Menyusuri Jejak Rel, Ketika Kereta Api Membuka Pintu Sejarah Peradaban di Bumi Lumajang

Rute Kereta Api di Lumajang Era Kolonial Belanda
Rute yang dipilih mulanya dimulai dari Randuagung, namun pada tahun 1894 terjadi perubahan titik simpangan kereta api yang awalnya ditetapkan di Halte Randuagung kemudian dipindahkan di Stasiun Klakah sehingga rute yang ditetapkan menjadi Klakah - Pasirian (Majalah De Ingenieur Orgaan, 1894 No. 31, p. 378).
Rute Klakah - Pasirian dipilih karena wilayah yang dilewati termasuk sebagai daerah padat penduduk dan tergolong ke dalam daerah subur, yang banyak menghasilkan tanaman komoditas ekspor serta banyak tersebar pabrik-pabrik pengolahan hasil tanam milik pemerintah dan swasta.
Sebelum adanya alat angkut kereta api, proses pengangkutan hasil tanam di Afdeeling Lumajang hanya mengandalkan alat transportasi gerobak bertenaga manusia dan hewan.
Biaya pada awal pelaksanaan pembangunan jalur kereta api Probolinggo - Jember - Panarukan dengan jalur samping menuju ke Pasirian yang tertera pada Staatblad tahun 1893 No. 214 ialah berjumlah f 1.650.000.

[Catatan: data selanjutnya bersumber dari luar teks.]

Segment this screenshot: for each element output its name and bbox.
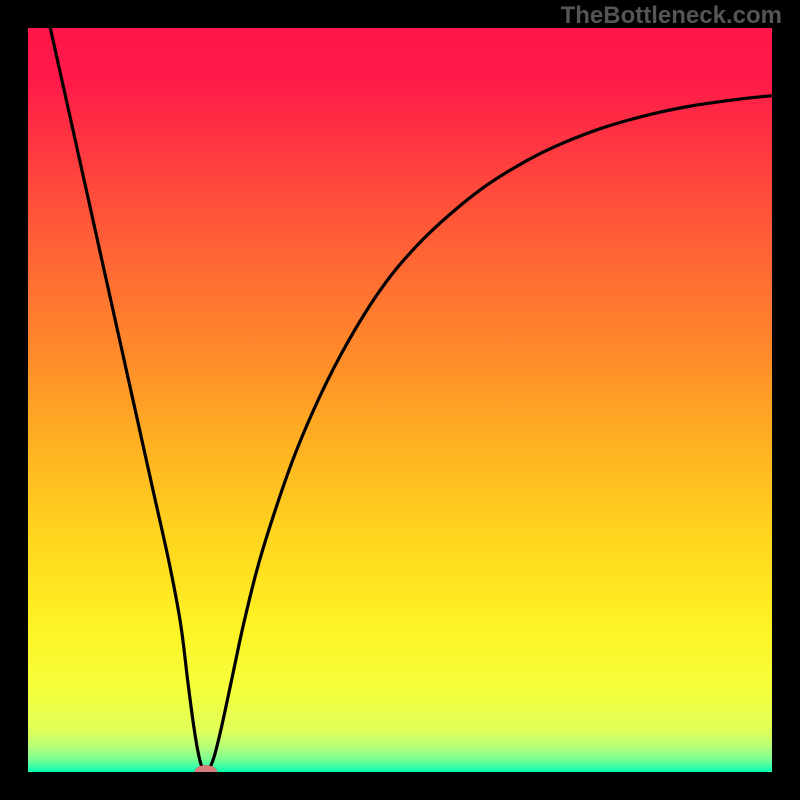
plot-area xyxy=(28,28,772,772)
plot-background xyxy=(28,28,772,772)
chart-container: TheBottleneck.com xyxy=(0,0,800,800)
watermark-text: TheBottleneck.com xyxy=(561,2,782,30)
plot-svg xyxy=(28,28,772,772)
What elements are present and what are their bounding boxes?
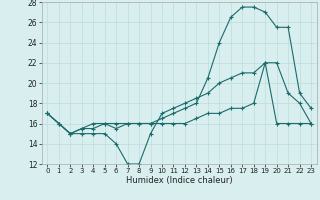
X-axis label: Humidex (Indice chaleur): Humidex (Indice chaleur)	[126, 176, 233, 185]
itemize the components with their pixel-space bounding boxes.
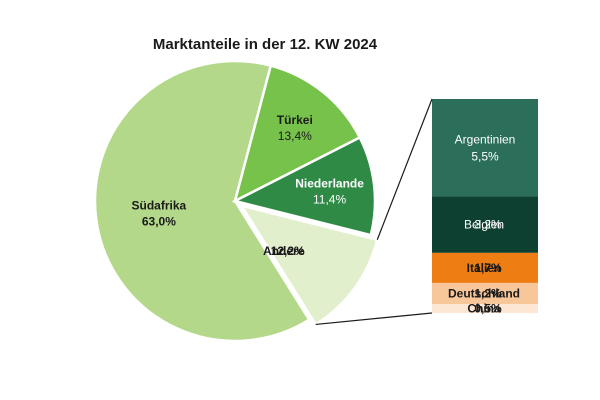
bar-value-china: 0,5%: [474, 302, 502, 316]
pie-slice-turkei: [233, 64, 362, 204]
pie-slice-niederlande: [231, 135, 377, 237]
chart-title: Marktanteile in der 12. KW 2024: [153, 36, 378, 53]
pie-label-sudafrika: Südafrika: [132, 199, 187, 213]
pie-slice-andere: [238, 203, 379, 327]
pie-slice-sudafrika: [93, 59, 311, 343]
pie-label-turkei: Türkei: [277, 113, 313, 127]
data-labels: Südafrika 63,0% Türkei 13,4% Niederlande 11,4…: [132, 113, 520, 316]
bar-segment-china: [432, 304, 538, 313]
pie-value-niederlande: 11,4%: [313, 192, 346, 206]
pie-label-andere: Andere: [263, 244, 305, 258]
pie-value-sudafrika: 63,0%: [142, 215, 176, 229]
pie-label-niederlande: Niederlande: [295, 176, 364, 190]
bar-segment-italien: [432, 252, 538, 283]
bar-value-belgien: 3,2%: [474, 218, 502, 232]
breakdown-bar: [432, 99, 538, 313]
bar-label-italien: Italien: [467, 261, 502, 275]
bar-value-deutschland: 1,2%: [474, 287, 502, 301]
pie-value-andere: 12,2%: [271, 244, 305, 258]
connector-line-bottom: [315, 312, 433, 326]
bar-value-argentinien: 5,5%: [471, 150, 499, 164]
bar-segment-argentinien: [432, 99, 538, 197]
bar-segment-belgien: [432, 196, 538, 253]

Pembangunan dan rekonstruksi pada bangunan dan jembatan kereta api di jalur Klakah - Pasirian terus dilakukan karena sering terjadi kerusakan akibat bencana alam banjir lahar dingin dari Gunung Semeru.
Lokomotif yang bekerja di jalur Klakah - Pasirian hingga masa pendudukan Jepang menggunakan lokomotif uap, diantaranya lokomotif uap tipe C11/C12, lokomotif uap tipe CC10, dan lokomotif uap tipe F10 (Prayogo, 2017, pp. 59, 112-113).
Selama masa pendudukan Jepang tahun 1942, pengelolaan kereta api diambil alih oleh Jepang dan Staatsspoorwegen berubah nama menjadi Rikuyu Sokyoku (Dinas Kereta Api).